Pub Date : 2021-09-07DOI: 10.1080/10910344.2021.1971714
Roan M. Kirwin, M. Jahan
Abstract Wire lag plays a major role in causing inaccuracies in certain geometrical shapes and profiles during machining of complex structures using wire-EDM. While previous studies focused on investigating effects of electrical parameters on machining performance and accuracy during wire EDM, the effects of non-electrical parameters on corner and profile accuracies have not been studied comprehensively. The objective of this study is to investigate effects of non-electrical parameters on the geometric and profile accuracies as well as surface and subsurface characteristics during WEDM of Ti-6Al-4V alloy. A complex part including corners with 45°, 90°, and 112.5° as well as thin wall section for measuring the kerf accuracy was designed. It is found that the profile accuracy improves as the wire tension increases.
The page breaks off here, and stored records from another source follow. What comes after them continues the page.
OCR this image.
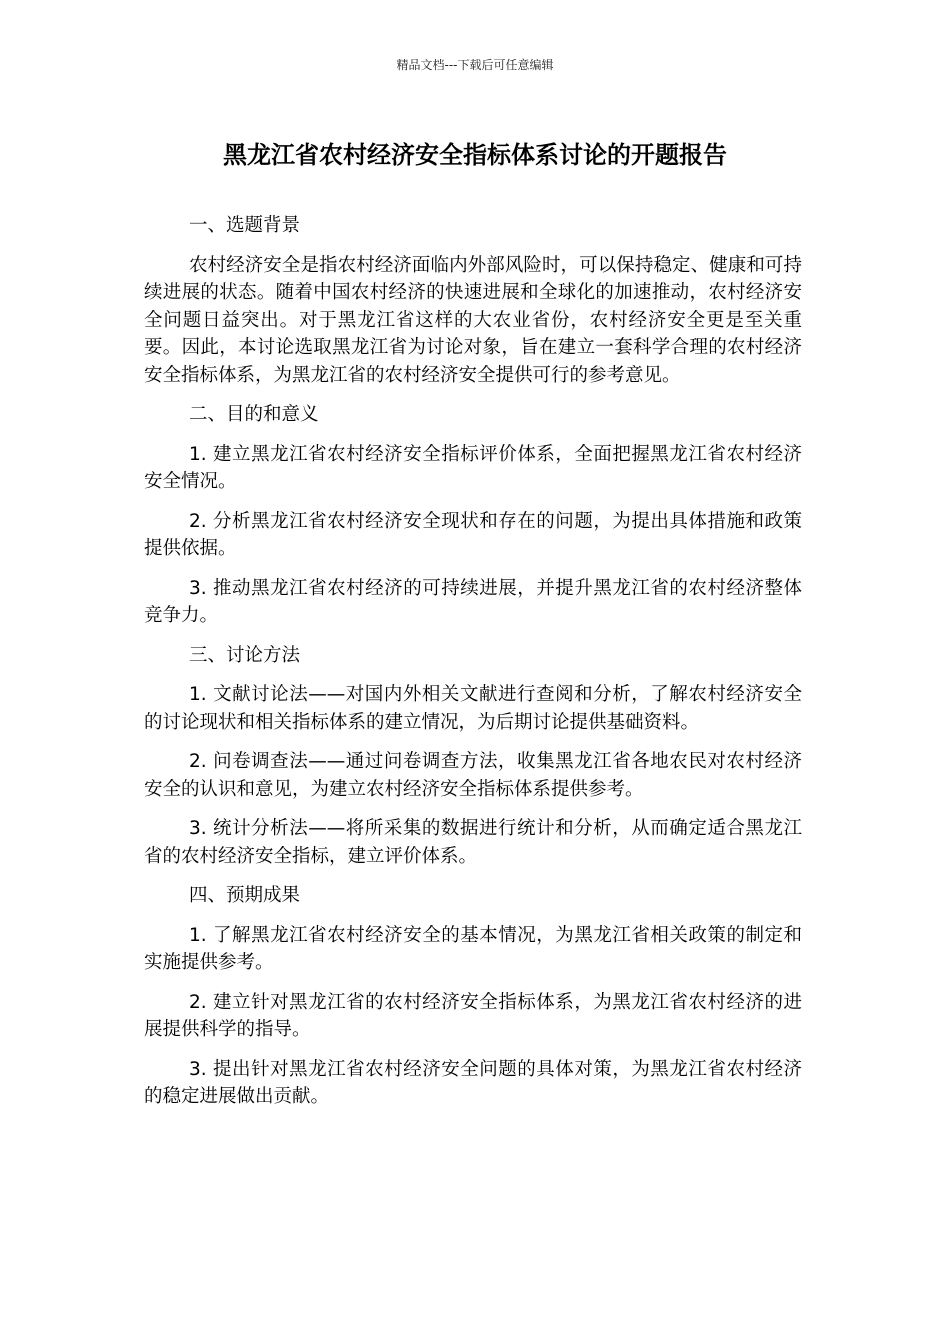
精品文档---下载后可任意编辑
黑龙江省农村经济安全指标体系讨论的开题报告

一、选题背景

农村经济安全是指农村经济面临内外部风险时，可以保持稳定、健康和可持续进展的状态。随着中国农村经济的快速进展和全球化的加速推动，农村经济安全问题日益突出。对于黑龙江省这样的大农业省份，农村经济安全更是至关重要。因此，本讨论选取黑龙江省为讨论对象，旨在建立一套科学合理的农村经济安全指标体系，为黑龙江省的农村经济安全提供可行的参考意见。

二、目的和意义

1. 建立黑龙江省农村经济安全指标评价体系，全面把握黑龙江省农村经济安全情况。

2. 分析黑龙江省农村经济安全现状和存在的问题，为提出具体措施和政策提供依据。

3. 推动黑龙江省农村经济的可持续进展，并提升黑龙江省的农村经济整体竞争力。

三、讨论方法

1. 文献讨论法——对国内外相关文献进行查阅和分析，了解农村经济安全的讨论现状和相关指标体系的建立情况，为后期讨论提供基础资料。

2. 问卷调查法——通过问卷调查方法，收集黑龙江省各地农民对农村经济安全的认识和意见，为建立农村经济安全指标体系提供参考。

3. 统计分析法——将所采集的数据进行统计和分析，从而确定适合黑龙江省的农村经济安全指标，建立评价体系。

四、预期成果

1. 了解黑龙江省农村经济安全的基本情况，为黑龙江省相关政策的制定和实施提供参考。

2. 建立针对黑龙江省的农村经济安全指标体系，为黑龙江省农村经济的进展提供科学的指导。

3. 提出针对黑龙江省农村经济安全问题的具体对策，为黑龙江省农村经济的稳定进展做出贡献。
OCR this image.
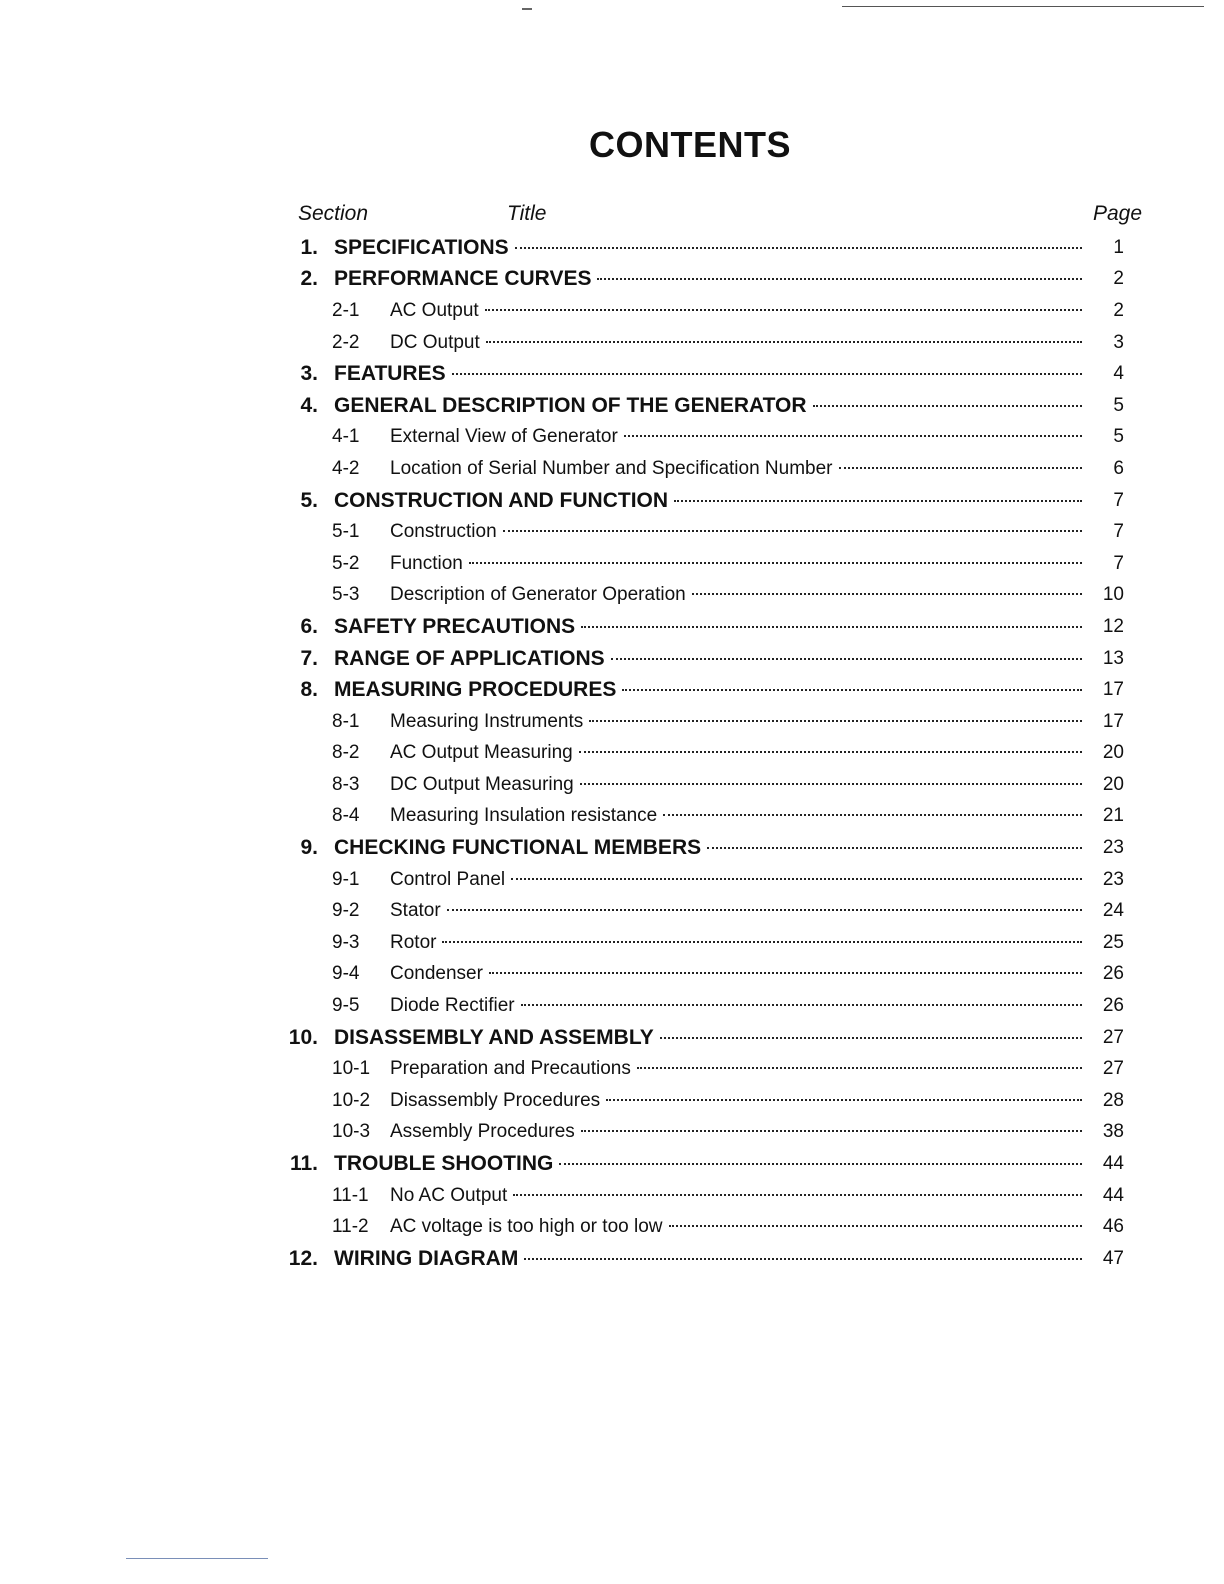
CONTENTS
Section	Title	Page
1. SPECIFICATIONS	1
2. PERFORMANCE CURVES	2
2-1	AC Output	2
2-2	DC Output	3
3. FEATURES	4
4. GENERAL DESCRIPTION OF THE GENERATOR	5
4-1	External View of Generator	5
4-2	Location of Serial Number and Specification Number	6
5. CONSTRUCTION AND FUNCTION	7
5-1	Construction	7
5-2	Function	7
5-3	Description of Generator Operation	10
6. SAFETY PRECAUTIONS	12
7. RANGE OF APPLICATIONS	13
8. MEASURING PROCEDURES	17
8-1	Measuring Instruments	17
8-2	AC Output Measuring	20
8-3	DC Output Measuring	20
8-4	Measuring Insulation resistance	21
9. CHECKING FUNCTIONAL MEMBERS	23
9-1	Control Panel	23
9-2	Stator	24
9-3	Rotor	25
9-4	Condenser	26
9-5	Diode Rectifier	26
10. DISASSEMBLY AND ASSEMBLY	27
10-1	Preparation and Precautions	27
10-2	Disassembly Procedures	28
10-3	Assembly Procedures	38
11. TROUBLE SHOOTING	44
11-1	No AC Output	44
11-2	AC voltage is too high or too low	46
12. WIRING DIAGRAM	47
However, too high wire tension results in curved path in the sharp corners. The effect of wire tension is more pronounced on the workpiece with higher thickness. Too high wire feed rate reduces the accuracy for target angles, especially for lower thickness of workpiece. The kerf width is smaller for thinner workpiece and improves with lower wire feed rate and wire tension. While the wire tension and wire feed rate do not have an impact on surface roughness, higher surface feed rate increases surface roughness. Higher wire tensions lead to higher surface cracking due to more rapid cooling. With increase of surface feed, the percentage of arcing pulses increases due to increased instability, which results in rougher surface and increased percentage of beta phases at the subsurface.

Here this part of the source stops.